Jennifer Dixon, Chief Executive at the Health Foundation said:
‘There is much that is encouraging from the Prime Minister’s speech on NHS funding today. A long-term settlement is exactly what was needed after years of boom and bust funding and planning. The priorities of putting patients at the heart of the NHS, investing in the workforce, driving forward innovation, and tackling public health and mental health, are all areas that badly need focus and investment. And handing responsibility for development of the 10-year plan and decision-making on regulation to the NHS is an intelligent shift in approach from the top-down reforms of recent years.
‘Extra funding for the NHS is very welcome, but far from being a bonanza it will mean an NHS that is just about managing. The funding increase announced this weekend of 3.4% per year above inflation falls far short of the 4% needed to see improvements in NHS services, and is below the long-run average of 3.7%. It also does not make up for chronic underinvestment over the last 8 years. It is hard to see how wide-ranging improvements against the long shopping list can be delivered. In reality, the NHS may just about be able to keep up with significant increases in demand from an ageing and growing population with more complex needs.

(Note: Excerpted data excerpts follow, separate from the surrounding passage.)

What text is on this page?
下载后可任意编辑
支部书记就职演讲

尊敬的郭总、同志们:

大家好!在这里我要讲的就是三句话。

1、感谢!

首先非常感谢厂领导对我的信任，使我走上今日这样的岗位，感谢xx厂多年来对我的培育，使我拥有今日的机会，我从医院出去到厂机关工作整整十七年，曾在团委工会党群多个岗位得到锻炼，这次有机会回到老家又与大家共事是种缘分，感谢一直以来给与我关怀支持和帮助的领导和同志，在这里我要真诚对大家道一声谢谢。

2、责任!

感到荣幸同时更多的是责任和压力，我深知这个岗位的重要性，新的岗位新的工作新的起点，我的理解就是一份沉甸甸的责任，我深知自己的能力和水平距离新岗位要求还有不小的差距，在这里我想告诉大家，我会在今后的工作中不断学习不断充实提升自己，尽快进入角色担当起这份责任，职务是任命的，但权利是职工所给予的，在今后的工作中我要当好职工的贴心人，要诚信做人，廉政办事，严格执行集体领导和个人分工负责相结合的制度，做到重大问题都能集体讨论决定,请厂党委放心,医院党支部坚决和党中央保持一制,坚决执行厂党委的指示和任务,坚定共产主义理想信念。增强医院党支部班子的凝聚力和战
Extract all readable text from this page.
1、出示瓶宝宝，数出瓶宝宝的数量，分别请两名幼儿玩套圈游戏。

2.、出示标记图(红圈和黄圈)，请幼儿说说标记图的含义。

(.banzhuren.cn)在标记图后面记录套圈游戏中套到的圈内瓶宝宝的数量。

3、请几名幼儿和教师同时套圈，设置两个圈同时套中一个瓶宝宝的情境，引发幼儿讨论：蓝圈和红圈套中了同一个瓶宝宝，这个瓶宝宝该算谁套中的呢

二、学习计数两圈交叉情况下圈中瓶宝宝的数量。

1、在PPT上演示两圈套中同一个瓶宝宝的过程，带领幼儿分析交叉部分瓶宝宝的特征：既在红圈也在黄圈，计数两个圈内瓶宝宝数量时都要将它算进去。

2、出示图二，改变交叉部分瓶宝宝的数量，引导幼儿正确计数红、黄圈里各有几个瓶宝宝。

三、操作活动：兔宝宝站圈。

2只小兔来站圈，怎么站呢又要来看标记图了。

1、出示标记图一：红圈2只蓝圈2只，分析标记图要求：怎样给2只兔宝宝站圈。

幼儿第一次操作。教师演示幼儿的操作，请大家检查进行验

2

‘The timing of new funding is also of major concern. The funding increase is due to kick in only next April, which means a bad winter is a risk. And delaying consideration of broader areas of health spending such as public health, capital investment and staff training until the next spending review means we will unlikely see any progress in these areas before 2020 at the earliest. These areas are crucial for the NHS to be modernised.
‘It is disappointing that extra funding for social care is not on the cards anytime soon, despite the system being ‘at tipping point’ according to the Care Quality Commission. Health and social care are interlinked, and social care funding urgently needs to increase to stem the rising numbers of emergency admissions and get patients home rather than languishing in hospital due to social care spending cuts.